Each month Abington Library will feature a favorite book from a faculty, staff member, or student. They will give a brief synopsis of their chosen book.
Ticu Gamalie is an assistant professor of math and physics at ASU-Beebe.
There are vocations and then there are avocations
Physics and science would be the vocation for me, but I must admit that I am a sap for history and particularly I love those “What if’s ...” of history. I know that these “What if’s “were called by reputable historians and “an Idle parlor game”, but I cannot help it. Just imagine some questions and their possible outcomes:
a) What if Christianity missed the West? Effect: The Enlightenment starts early – and lasts a thousand years.
b) What if the Romans won the Battle of the Teutoburg Forest? Effect: No one would speak English.
c) What if President Kennedy had survived the assassination attempt? Effect: Republicans win every election for the next 30 years.
Even for a Physics aficionado like myself, these are alluring subjects.

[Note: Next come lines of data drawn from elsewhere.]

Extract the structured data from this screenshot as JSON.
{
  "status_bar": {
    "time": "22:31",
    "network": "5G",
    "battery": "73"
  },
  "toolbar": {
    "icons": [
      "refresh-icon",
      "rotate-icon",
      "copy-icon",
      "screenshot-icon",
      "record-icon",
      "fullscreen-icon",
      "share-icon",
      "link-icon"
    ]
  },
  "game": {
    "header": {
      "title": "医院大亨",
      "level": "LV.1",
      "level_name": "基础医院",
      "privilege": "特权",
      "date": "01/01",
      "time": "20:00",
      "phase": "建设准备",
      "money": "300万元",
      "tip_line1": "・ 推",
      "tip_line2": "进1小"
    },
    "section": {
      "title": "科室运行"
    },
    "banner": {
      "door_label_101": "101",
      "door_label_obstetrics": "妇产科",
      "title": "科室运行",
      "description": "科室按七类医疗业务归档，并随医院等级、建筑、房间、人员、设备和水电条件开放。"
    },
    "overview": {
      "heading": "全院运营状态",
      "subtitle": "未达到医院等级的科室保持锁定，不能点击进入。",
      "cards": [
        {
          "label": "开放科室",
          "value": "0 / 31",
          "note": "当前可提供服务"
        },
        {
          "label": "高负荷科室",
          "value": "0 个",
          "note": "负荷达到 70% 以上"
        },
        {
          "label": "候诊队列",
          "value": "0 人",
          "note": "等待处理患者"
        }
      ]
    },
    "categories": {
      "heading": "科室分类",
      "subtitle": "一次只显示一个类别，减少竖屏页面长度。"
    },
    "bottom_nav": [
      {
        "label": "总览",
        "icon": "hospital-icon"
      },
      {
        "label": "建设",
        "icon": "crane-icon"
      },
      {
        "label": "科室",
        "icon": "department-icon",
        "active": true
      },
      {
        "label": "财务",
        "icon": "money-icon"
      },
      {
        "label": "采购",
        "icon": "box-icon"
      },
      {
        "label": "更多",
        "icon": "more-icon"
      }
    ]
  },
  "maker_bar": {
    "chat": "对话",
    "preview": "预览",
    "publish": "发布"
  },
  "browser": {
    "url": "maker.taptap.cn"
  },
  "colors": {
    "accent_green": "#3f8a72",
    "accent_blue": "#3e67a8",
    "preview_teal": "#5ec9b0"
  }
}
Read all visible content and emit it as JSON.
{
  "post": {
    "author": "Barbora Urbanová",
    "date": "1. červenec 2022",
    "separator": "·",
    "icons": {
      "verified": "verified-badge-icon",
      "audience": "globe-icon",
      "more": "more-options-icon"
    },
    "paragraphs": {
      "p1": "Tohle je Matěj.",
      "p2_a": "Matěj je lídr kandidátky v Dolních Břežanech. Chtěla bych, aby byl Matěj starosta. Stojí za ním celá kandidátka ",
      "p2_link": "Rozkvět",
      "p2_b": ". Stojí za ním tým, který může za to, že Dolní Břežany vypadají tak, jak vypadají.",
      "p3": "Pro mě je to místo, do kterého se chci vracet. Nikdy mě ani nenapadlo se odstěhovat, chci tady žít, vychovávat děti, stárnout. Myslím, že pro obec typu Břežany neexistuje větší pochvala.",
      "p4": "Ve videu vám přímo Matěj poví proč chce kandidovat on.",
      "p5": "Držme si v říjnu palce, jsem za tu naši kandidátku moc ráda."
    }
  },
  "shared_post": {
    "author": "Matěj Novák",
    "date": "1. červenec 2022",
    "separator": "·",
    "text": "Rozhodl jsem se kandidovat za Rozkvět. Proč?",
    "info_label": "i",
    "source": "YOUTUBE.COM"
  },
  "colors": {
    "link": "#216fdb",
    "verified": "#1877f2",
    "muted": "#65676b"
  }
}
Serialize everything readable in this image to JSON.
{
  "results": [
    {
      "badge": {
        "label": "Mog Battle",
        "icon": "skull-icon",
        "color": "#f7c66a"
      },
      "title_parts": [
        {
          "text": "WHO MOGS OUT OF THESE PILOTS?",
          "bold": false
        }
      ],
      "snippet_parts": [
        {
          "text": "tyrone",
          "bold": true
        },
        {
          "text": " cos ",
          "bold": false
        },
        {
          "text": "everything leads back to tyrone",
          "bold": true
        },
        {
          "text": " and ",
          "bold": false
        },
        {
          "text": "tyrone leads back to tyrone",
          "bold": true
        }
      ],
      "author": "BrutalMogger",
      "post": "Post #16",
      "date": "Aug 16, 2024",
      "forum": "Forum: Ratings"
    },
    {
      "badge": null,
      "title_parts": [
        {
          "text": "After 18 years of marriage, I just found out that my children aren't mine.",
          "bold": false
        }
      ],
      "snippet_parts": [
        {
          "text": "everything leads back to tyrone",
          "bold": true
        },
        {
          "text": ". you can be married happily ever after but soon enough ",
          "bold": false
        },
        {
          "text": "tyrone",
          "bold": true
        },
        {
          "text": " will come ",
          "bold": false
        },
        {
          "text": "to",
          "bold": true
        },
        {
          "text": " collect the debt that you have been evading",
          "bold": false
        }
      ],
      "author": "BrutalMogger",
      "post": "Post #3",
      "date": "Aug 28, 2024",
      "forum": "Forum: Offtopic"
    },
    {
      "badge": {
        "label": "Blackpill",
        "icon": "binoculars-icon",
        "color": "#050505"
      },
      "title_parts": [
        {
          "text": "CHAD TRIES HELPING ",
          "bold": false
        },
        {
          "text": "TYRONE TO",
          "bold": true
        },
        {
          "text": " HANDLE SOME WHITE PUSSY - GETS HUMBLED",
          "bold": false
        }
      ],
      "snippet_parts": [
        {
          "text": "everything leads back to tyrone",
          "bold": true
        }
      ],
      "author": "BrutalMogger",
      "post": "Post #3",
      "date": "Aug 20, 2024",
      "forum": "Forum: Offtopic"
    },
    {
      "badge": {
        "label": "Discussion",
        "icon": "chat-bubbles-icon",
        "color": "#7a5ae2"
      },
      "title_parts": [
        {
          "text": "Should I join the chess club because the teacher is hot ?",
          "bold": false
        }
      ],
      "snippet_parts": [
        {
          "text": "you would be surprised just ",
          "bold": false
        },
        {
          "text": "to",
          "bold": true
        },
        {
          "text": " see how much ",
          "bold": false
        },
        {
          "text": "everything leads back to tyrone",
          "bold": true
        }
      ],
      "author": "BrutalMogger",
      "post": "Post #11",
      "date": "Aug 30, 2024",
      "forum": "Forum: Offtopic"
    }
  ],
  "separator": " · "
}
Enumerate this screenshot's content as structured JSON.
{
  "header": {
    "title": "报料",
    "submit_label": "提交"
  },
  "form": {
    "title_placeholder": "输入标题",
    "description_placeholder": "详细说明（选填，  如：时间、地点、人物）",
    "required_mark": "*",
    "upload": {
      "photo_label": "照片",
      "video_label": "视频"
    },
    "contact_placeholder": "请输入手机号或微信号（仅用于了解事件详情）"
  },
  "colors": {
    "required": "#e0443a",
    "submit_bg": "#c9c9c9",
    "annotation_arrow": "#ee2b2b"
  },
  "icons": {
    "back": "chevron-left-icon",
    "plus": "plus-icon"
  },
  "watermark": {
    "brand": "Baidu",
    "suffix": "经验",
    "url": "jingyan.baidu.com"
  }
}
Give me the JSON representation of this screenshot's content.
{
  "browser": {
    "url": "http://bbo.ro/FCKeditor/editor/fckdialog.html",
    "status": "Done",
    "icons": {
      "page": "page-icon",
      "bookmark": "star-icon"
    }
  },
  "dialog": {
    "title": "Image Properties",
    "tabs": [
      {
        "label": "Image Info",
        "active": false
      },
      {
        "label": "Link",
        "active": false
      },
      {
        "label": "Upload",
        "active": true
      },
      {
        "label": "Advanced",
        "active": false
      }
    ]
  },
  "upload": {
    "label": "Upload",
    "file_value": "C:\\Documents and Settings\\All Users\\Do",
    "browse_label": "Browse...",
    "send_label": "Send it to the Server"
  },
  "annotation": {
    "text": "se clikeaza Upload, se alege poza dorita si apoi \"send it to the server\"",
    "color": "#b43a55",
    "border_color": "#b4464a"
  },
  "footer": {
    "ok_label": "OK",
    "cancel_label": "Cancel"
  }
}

That’s why that when my colleague Brian Weaver proposed for our book-club Phillip’s Roth book “The Plot Against America” I was the only one who did not complain about the length (380 pages on the cover edition, which had to be finished in just one month especially just before the Finals would start!). That’s because the subject is a fascinating scenario:
What if Charles Lindbergh were elected President in 1940? Effect: America joins the Nazis.
Philip Roth’s bestselling novel, gives us an alternate history in which Charles Lindbergh, trans-Atlantic pilot, and all-American hero, becomes the Republican presidential candidate in 1940, defeating the incumbent Franklin Roosevelt. President Lindbergh, a white supremacist and anti-Semite, declares martial law, throws his opponents in prison, and allies with Nazi Germany in World War II.
But first of all, and you might well ask, what happens to America? To make this plausible, Roth must rearrange the 1940 Republican convention. There is a persuasive actuality to the way Lindbergh captures the electorate's imagination by flying from city to city. You can just about imagine Lindbergh's having the same effect on the American backwoods with his message: "Vote for Lindbergh or vote for War." Almost everybody was keen on voting against war with Germany until Japan attacked, and if Hitler had been less crazy he would never have declared war on the United States (which the terms of his treaty with Japan did not oblige him to do). If he hadn't, Roosevelt might have had a hard job getting America into the war – that was the true fork in history.
Roth's preparation of an alternative history is just a rearrangement of the furniture. The challenge is not easily met, because America was never Germany. In the United States, where the separation of powers is the fundamental principle of the Constitution, not even the most charismatic President could have instituted, in peacetime, racially selective federal laws without the approval of Congress. Had Lindbergh set about to gain such approval, he would have had to sway the media, not to mention Hollywood.
Without giving too much of the subject I would tell you that the plot would involve that President Lindbergh was blackmailed by a hostile foreign power which some people with a malicious sense of humor might find it quite funny in the actual political context.
For the reasons mentioned above and for many more which you will discover only after the actual lecture I would recommend this book as a pleasant reading for your summer vacation.